I would appreciate some help comprehending a logical step in the proof below about the consistency of MLE. It comes directly from Introduction to Mathematical Statistics by Hogg and Craig and it is slightly different than the standard intuitive one that makes use of the Weak Law of Large Numbers.

So here goes:

Assume that $\hat{\theta_n}$ solves the estimating equation $\frac{\partial l(\theta)}{\partial \theta}=0$. We also assume the usual regularity conditions. Denote $\theta_0$ the true parameter which by assumption is an interior point of some set $\Omega$, Then $\hat{\theta_n} \xrightarrow{P} \theta_0$

Proof

Let $\mathbf{X}=(x_1,x_2, \ldots, {x_n})$, the vector of observations.
Since $\theta_0$ is an interior point in $\Omega$ , $(\theta_0 -a, \theta_0 +a) \subset \Omega $ for some $a >0$. Define $S_n$ to be the event

$$S_n= \{ \mathbf {X} : l(\theta_0 ; \mathbf{X}) > l(\theta_0 -a ; \mathbf{X}) \}
\cap \{ \mathbf{X}: l(\theta_0; \mathbf{X}) > l( \theta_0 +a ;\mathbf{X}) \} $$

(The log- likelihood is maximised on the true parameter, all good so far)

But on $S_n$, $l \left(\theta \right)$ has a local maximum, $\hat{\theta_n}$ such that $\theta_0-a<\hat{\theta_n}<\theta_0+a$ and $l^{\prime} \left(\hat{\theta_n} \right)=0$

That is

$$ S_n \subset \{ \mathbf{X}: | \hat{ \theta_{n} } \left( \mathbf{X} \right) -\theta_{0} | < a \} \cap \{ \mathbf{X}: l^{ \prime} \left( \hat{\theta_n} \left( \mathbf{X} \right) \right) =0 \} $$

It is precisely at this point that I find their proof a little obscure. How come they consider $S_n$ to be a subset of that other set? Their explanation is unclear. Of course the proof is not complete at this point but if I have this clarified, I can take it from there. Thank you in advance.

Best Answer

Comparing the question with the actual proof from the referred book, some subtle but important aspects have been left out from the former:
1) This part of the proof is about existence of a solution to the likelihood equation $\frac{\partial l(\theta)}{\partial \theta}=0$, that converges to the true parameter, and not about "consistency of the mle estimator".
2) The probability of $S_n$ tends to $1$. Then, by necessity, a $\hat \theta: \hat \theta \in (\theta_0 -a, \theta_0 +a)$ will exist for the $\mathbf X$ that forms the elements of $S_n$.
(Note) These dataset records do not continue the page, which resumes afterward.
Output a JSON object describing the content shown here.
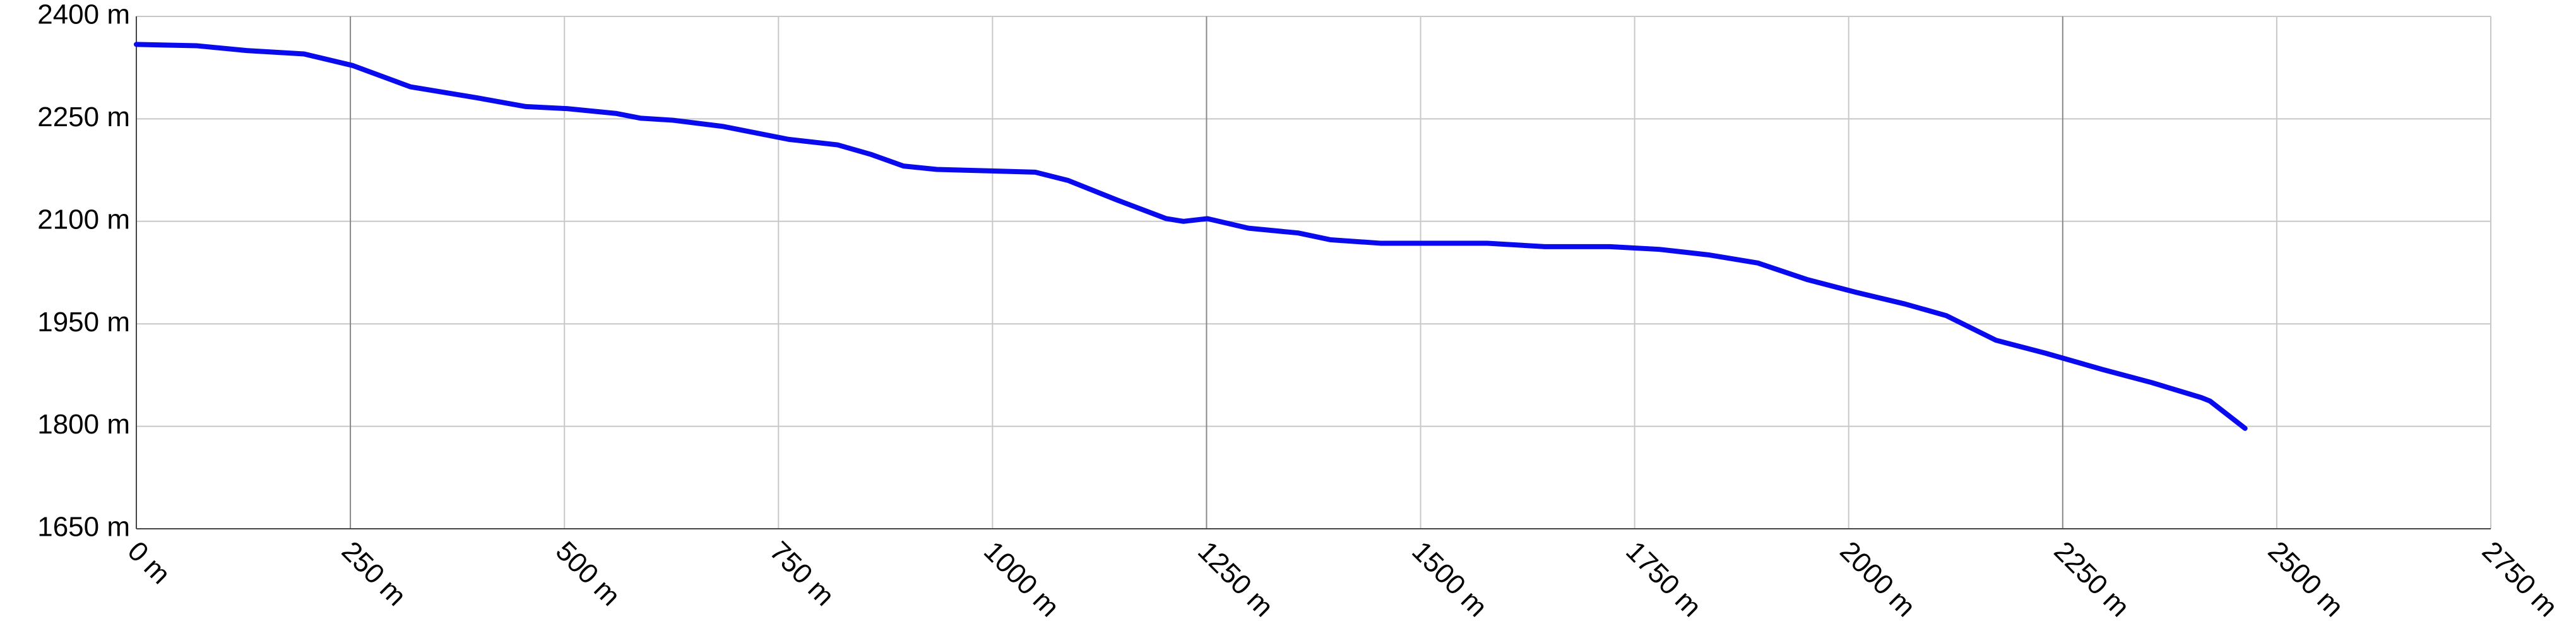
{
  "chart_data": {
    "type": "line",
    "x": [
      0,
      71,
      129,
      196,
      253,
      320,
      397,
      455,
      503,
      560,
      589,
      627,
      685,
      762,
      819,
      858,
      896,
      935,
      992,
      1050,
      1088,
      1146,
      1203,
      1223,
      1251,
      1299,
      1357,
      1395,
      1453,
      1510,
      1578,
      1645,
      1721,
      1779,
      1836,
      1894,
      1951,
      2009,
      2066,
      2114,
      2172,
      2230,
      2297,
      2354,
      2412,
      2422,
      2463
    ],
    "series": [
      {
        "color": "#0a0aee",
        "values": [
          2359,
          2357,
          2350,
          2345,
          2328,
          2297,
          2281,
          2268,
          2265,
          2258,
          2251,
          2248,
          2239,
          2220,
          2212,
          2198,
          2181,
          2176,
          2174,
          2172,
          2160,
          2131,
          2104,
          2100,
          2104,
          2090,
          2083,
          2073,
          2068,
          2068,
          2068,
          2063,
          2063,
          2059,
          2051,
          2039,
          2015,
          1996,
          1979,
          1962,
          1926,
          1907,
          1883,
          1864,
          1842,
          1837,
          1797
        ]
      }
    ],
    "xlim": [
      0,
      2750
    ],
    "ylim": [
      1650,
      2400
    ],
    "xticks": [
      {
        "value": 0,
        "label": "0 m"
      },
      {
        "value": 250,
        "label": "250 m"
      },
      {
        "value": 500,
        "label": "500 m"
      },
      {
        "value": 750,
        "label": "750 m"
      },
      {
        "value": 1000,
        "label": "1000 m"
      },
      {
        "value": 1250,
        "label": "1250 m"
      },
      {
        "value": 1500,
        "label": "1500 m"
      },
      {
        "value": 1750,
        "label": "1750 m"
      },
      {
        "value": 2000,
        "label": "2000 m"
      },
      {
        "value": 2250,
        "label": "2250 m"
      },
      {
        "value": 2500,
        "label": "2500 m"
      },
      {
        "value": 2750,
        "label": "2750 m"
      }
    ],
    "yticks": [
      {
        "value": 1650,
        "label": "1650 m"
      },
      {
        "value": 1800,
        "label": "1800 m"
      },
      {
        "value": 1950,
        "label": "1950 m"
      },
      {
        "value": 2100,
        "label": "2100 m"
      },
      {
        "value": 2250,
        "label": "2250 m"
      },
      {
        "value": 2400,
        "label": "2400 m"
      }
    ],
    "grid": true
  }
}
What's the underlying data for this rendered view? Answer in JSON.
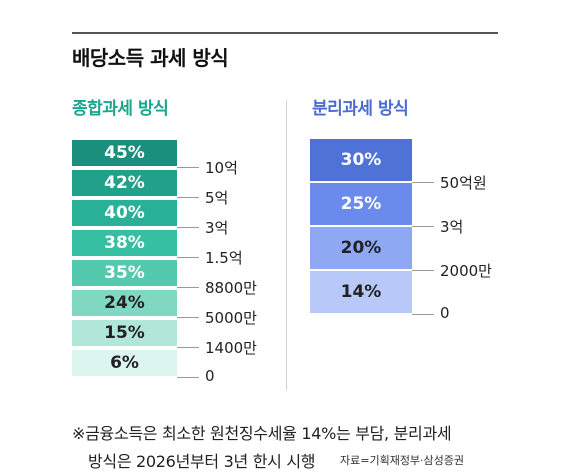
{
  "title": "배당소득 과세 방식",
  "chart_data": [
    {
      "type": "bar",
      "title": "종합과세 방식",
      "rates": [
        "45%",
        "42%",
        "40%",
        "38%",
        "35%",
        "24%",
        "15%",
        "6%"
      ],
      "values": [
        45,
        42,
        40,
        38,
        35,
        24,
        15,
        6
      ],
      "thresholds": [
        "10억",
        "5억",
        "3억",
        "1.5억",
        "8800만",
        "5000만",
        "1400만",
        "0"
      ],
      "colors": [
        "#1b8f7d",
        "#22a18a",
        "#28b196",
        "#36bfa2",
        "#53c9ad",
        "#80d8c2",
        "#b0e7d9",
        "#dcf5ee"
      ],
      "label_colors": [
        "#ffffff",
        "#ffffff",
        "#ffffff",
        "#ffffff",
        "#ffffff",
        "#222222",
        "#222222",
        "#222222"
      ]
    },
    {
      "type": "bar",
      "title": "분리과세 방식",
      "rates": [
        "30%",
        "25%",
        "20%",
        "14%"
      ],
      "values": [
        30,
        25,
        20,
        14
      ],
      "thresholds": [
        "50억원",
        "3억",
        "2000만",
        "0"
      ],
      "colors": [
        "#4f72d6",
        "#6b8bec",
        "#8fa8f4",
        "#b7c8f9"
      ],
      "label_colors": [
        "#ffffff",
        "#ffffff",
        "#222222",
        "#222222"
      ]
    }
  ],
  "note": {
    "line1": "※금융소득은 최소한 원천징수세율 14%는 부담, 분리과세",
    "line2": "방식은 2026년부터 3년 한시 시행"
  },
  "source": "자료=기획재정부·삼성증권"
}
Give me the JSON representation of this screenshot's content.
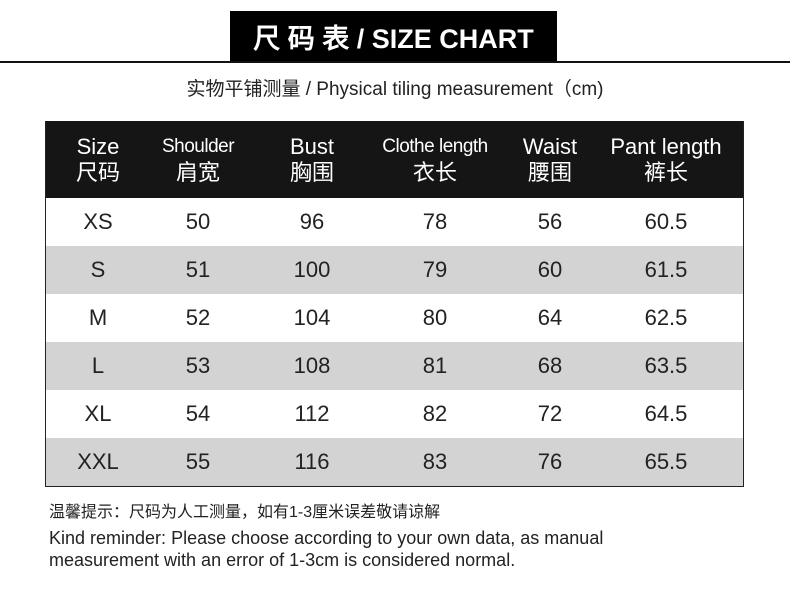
{
  "title": "尺 码 表 / SIZE CHART",
  "subtitle": "实物平铺测量 / Physical tiling measurement（cm)",
  "table": {
    "headers": [
      {
        "en": "Size",
        "zh": "尺码"
      },
      {
        "en": "Shoulder",
        "zh": "肩宽"
      },
      {
        "en": "Bust",
        "zh": "胸围"
      },
      {
        "en": "Clothe length",
        "zh": "衣长"
      },
      {
        "en": "Waist",
        "zh": "腰围"
      },
      {
        "en": "Pant length",
        "zh": "裤长"
      }
    ],
    "rows": [
      [
        "XS",
        "50",
        "96",
        "78",
        "56",
        "60.5"
      ],
      [
        "S",
        "51",
        "100",
        "79",
        "60",
        "61.5"
      ],
      [
        "M",
        "52",
        "104",
        "80",
        "64",
        "62.5"
      ],
      [
        "L",
        "53",
        "108",
        "81",
        "68",
        "63.5"
      ],
      [
        "XL",
        "54",
        "112",
        "82",
        "72",
        "64.5"
      ],
      [
        "XXL",
        "55",
        "116",
        "83",
        "76",
        "65.5"
      ]
    ]
  },
  "note_zh": "温馨提示：尺码为人工测量，如有1-3厘米误差敬请谅解",
  "note_en_label": "Kind reminder:",
  "note_en": " Please choose according to your own data, as manual measurement with an error of 1-3cm is considered normal.",
  "colors": {
    "header_bg": "#151515",
    "alt_row": "#d3d3d3"
  }
}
Then the proof states that as a consequence, $$S_n \subset \{ \mathbf{X}: | \hat{ \theta_{n} } \left( \mathbf{X} \right) -\theta_{0} | < a \} \cap \{ \mathbf{X}: l^{ \prime} \left( \hat{\theta_n} \left( \mathbf{X} \right) \right) =0 \}$$

What does the RHS-set intersection describe? It describes a data set for which a) $\hat \theta$ is a solution to the likelihood equation (2nd set) and
b) it is less than $a$-away from the true parameter $\theta_0$ (1st set). And it asserts that the data set of $S_n$ is a subset of this data set of the intersection.
And indeed it is, since $\hat \theta$ may satisfy the two conditions (being a solution to the likelihood equation and being less than $a$-away from the true parameter) for a data set larger than the data set that forms $S_n$ and which is characterized by a condition related to the value of the likelihood at the true parameter (unrelated to $\hat \theta$).
The proof then goes on to show that these imply that $\hat \theta$ will be less than $a$-away from the true parameter in probability, and then, that if $\hat \theta$ is unique, and so coincides with the MLE estimator, the latter is consistent.